“That needs no apology,” she answered, flushing a little. “I cannot be blind to the fact that the terms of my advertisement invited some comment. I was indeed very distracted when I wrote it.”
“You will not, then,” said Gilead, “attribute to mere prying impertinence on my part a desire to ascertain the nature of this persecution, whether to arm myself for your protection against it, or—”
“Or,” she interrupted him, with a faint smile, “to form your own opinion as to the truth of my story?”
“As to our capacity for assisting you,” he corrected her, staidly and courteously.
“Thank you for putting it that way,” she said quietly. “My name is Vera Halifax.
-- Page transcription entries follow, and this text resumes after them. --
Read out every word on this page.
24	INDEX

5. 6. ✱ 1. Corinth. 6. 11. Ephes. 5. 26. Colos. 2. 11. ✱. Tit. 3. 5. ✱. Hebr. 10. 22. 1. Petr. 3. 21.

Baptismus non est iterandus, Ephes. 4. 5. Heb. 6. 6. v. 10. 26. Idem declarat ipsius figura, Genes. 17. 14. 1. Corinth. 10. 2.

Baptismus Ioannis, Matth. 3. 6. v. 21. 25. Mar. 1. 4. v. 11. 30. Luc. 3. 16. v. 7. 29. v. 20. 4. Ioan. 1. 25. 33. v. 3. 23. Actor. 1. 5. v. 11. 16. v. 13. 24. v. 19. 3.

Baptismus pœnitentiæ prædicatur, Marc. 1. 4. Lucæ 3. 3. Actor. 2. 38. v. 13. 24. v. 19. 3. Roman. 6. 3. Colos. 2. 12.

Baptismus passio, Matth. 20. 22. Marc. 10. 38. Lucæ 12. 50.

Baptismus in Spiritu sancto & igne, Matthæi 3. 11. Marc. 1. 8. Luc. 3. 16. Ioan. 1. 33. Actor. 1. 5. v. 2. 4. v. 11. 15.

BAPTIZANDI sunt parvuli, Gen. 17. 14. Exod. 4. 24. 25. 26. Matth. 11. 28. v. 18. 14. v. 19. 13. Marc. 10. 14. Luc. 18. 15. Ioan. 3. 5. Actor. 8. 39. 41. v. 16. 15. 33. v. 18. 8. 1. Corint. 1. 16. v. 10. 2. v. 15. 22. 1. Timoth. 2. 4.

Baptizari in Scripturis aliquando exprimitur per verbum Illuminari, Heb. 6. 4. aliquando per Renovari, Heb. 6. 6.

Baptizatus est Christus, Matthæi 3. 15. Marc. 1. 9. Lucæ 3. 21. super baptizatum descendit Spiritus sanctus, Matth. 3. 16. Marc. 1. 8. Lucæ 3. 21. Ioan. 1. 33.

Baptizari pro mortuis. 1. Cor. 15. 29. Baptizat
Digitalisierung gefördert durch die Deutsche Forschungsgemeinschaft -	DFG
Were I to give you the outlines of my history, you would accept the statement as a confidence, I am sure?”
“Most certainly,” he answered.
“I mean a personal confidence,” said the girl.
“If you should desire it.”
“I do desire it, if you please. Ill-chosen as were, no doubt, the terms of my appeal, I never proposed to myself to enlarge upon them save to the sympathy which should seem to justify my trust by its practical sincerity. You will understand me, I am sure, Mr Balm, when I ask you how you propose to deal with my difficulties, if convinced of their reality?”
“Why, how can I answer,” he said, breaking into a smile, “until I know their nature?”